You mention "debt servicing", but OpenAI has no debt. All the money they have raised is equity not debt.

zippothrowaway · 2026-02-24T21:51:49 1771969909

Nope. The only "all indications" are that they say so. They may be making a profit on API usage, but even that is very suspect - compare against how much it actually costs to rent a rack of B200s from Microsoft. But for the millions of people using Codex/Claude Code/Copilot, the costs of $20-$30-$200 clearly don't compare to the actual cost of inference.

javascriptfan69 · 2026-02-24T20:54:12 1771966452

What was the feature and what was the note?

tibbar · 2026-02-24T21:08:58 1771967338

It was a modest update to a UX ... certainly nothing world-changing. (It's also had success with some backend performance refactors, but this particular change was all frontend.) The note was basically just a transcription of what I was asked to do, and did not provide any technical hints as to how to go about the work. The agent figured out what codebase, application, and file to modify and made the correct edit.

javascriptfan69 · 2026-02-24T22:40:32 1771972832

That's pretty neat! Thanks for elaborating.

tapoxi · 2026-02-24T22:57:22 1771973842

Yeah but was Cursor using Claude?

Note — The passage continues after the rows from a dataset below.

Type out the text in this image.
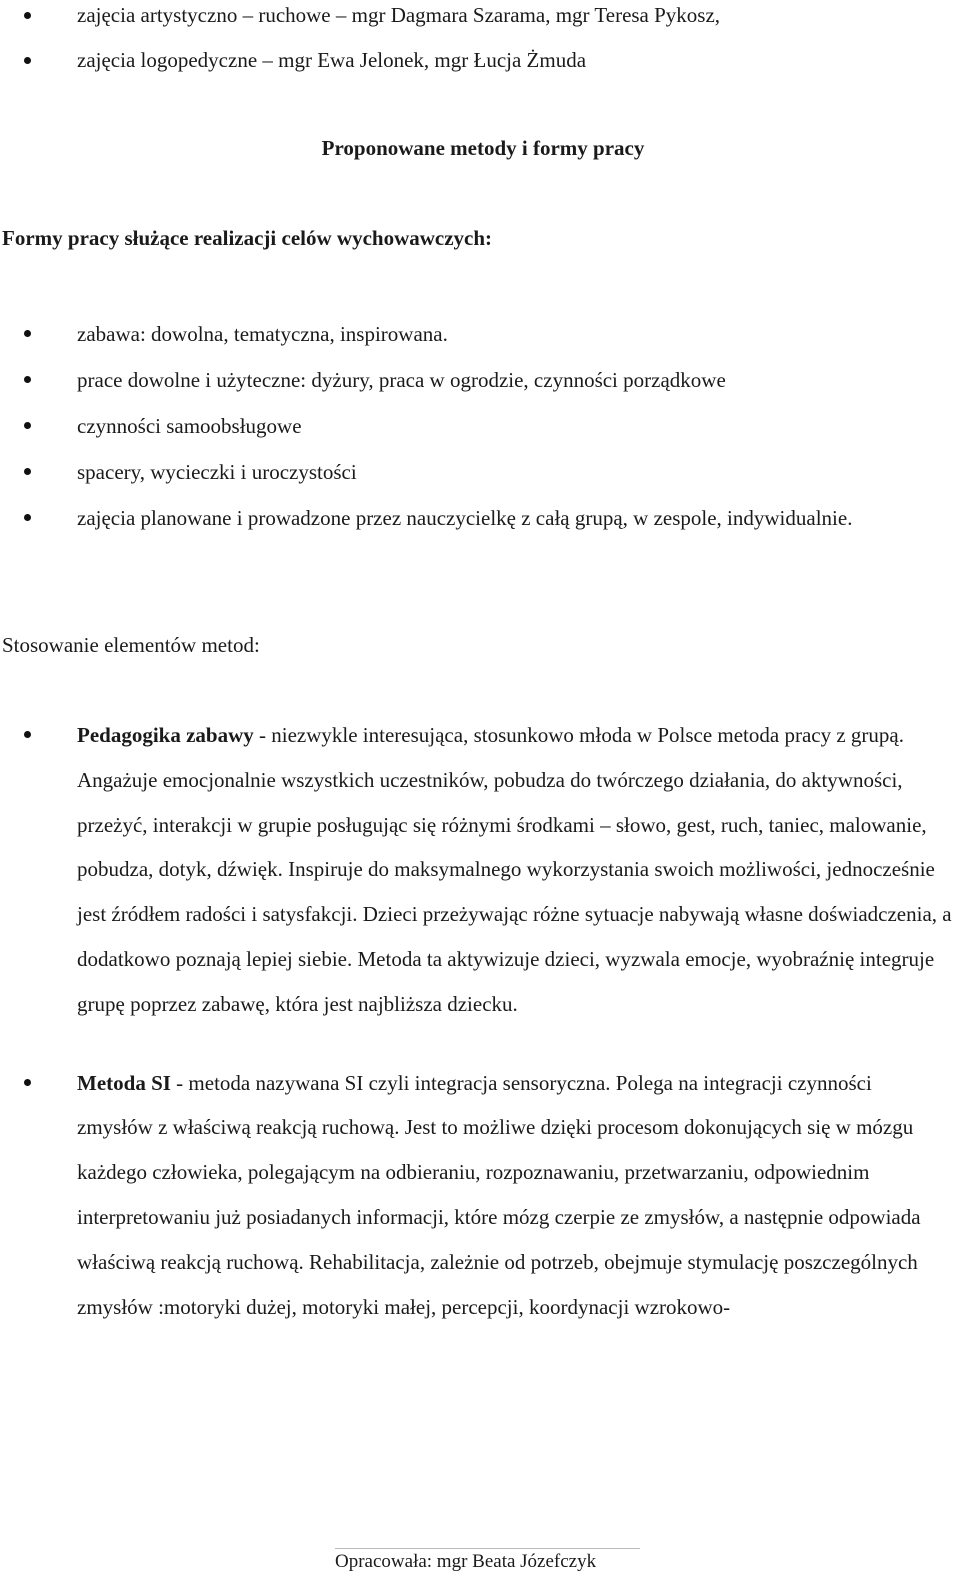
zajęcia artystyczno – ruchowe – mgr Dagmara Szarama, mgr Teresa Pykosz,
zajęcia logopedyczne – mgr Ewa Jelonek, mgr Łucja Żmuda
Proponowane metody i formy pracy
Formy pracy służące realizacji celów wychowawczych:
zabawa: dowolna, tematyczna, inspirowana.
prace dowolne i użyteczne: dyżury, praca w ogrodzie, czynności porządkowe
czynności samoobsługowe
spacery, wycieczki i uroczystości
zajęcia planowane i prowadzone przez nauczycielkę z całą grupą, w zespole, indywidualnie.
Stosowanie elementów metod:
Pedagogika zabawy - niezwykle interesująca, stosunkowo młoda w Polsce metoda pracy z grupą. Angażuje emocjonalnie wszystkich uczestników, pobudza do twórczego działania, do aktywności, przeżyć, interakcji w grupie posługując się różnymi środkami – słowo, gest, ruch, taniec, malowanie, pobudza, dotyk, dźwięk. Inspiruje do maksymalnego wykorzystania swoich możliwości, jednocześnie jest źródłem radości i satysfakcji. Dzieci przeżywając różne sytuacje nabywają własne doświadczenia, a dodatkowo poznają lepiej siebie. Metoda ta aktywizuje dzieci, wyzwala emocje, wyobraźnię integruje grupę poprzez zabawę, która jest najbliższa dziecku.
Metoda SI - metoda nazywana SI czyli integracja sensoryczna. Polega na integracji czynności zmysłów z właściwą reakcją ruchową. Jest to możliwe dzięki procesom dokonujących się w mózgu każdego człowieka, polegającym na odbieraniu, rozpoznawaniu, przetwarzaniu, odpowiednim interpretowaniu już posiadanych informacji, które mózg czerpie ze zmysłów, a następnie odpowiada właściwą reakcją ruchową. Rehabilitacja, zależnie od potrzeb, obejmuje stymulację poszczególnych zmysłów :motoryki dużej, motoryki małej, percepcji, koordynacji wzrokowo-
Opracowała: mgr Beata Józefczyk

What's the moat that any of these companies have that prevents me from using another LLM?

nemooperans · 2026-02-24T21:35:05 1771968905

[flagged]

rodonn · 2026-03-01T04:56:26 1772340986

There's been a huge amount of improvement in coding agent effectiveness since they ran that experiment. In a more recent follow up experiment, METR found 20% speed up from AI assistance and says they believe that is likely an underestimate of the impact. https://metr.org/blog/2026-02-24-uplift-update/

They are working on making a new measurement approach that will be more accurate.

tibbar · 2026-02-24T22:55:21 1771973721

Respectfully, was this comment AI generated? It has all the signs.

And scaffolding does matter a lot, but mostly because the models just got a lot better and the corresponding scaffolding for long running tasks hasn't really caught up yet.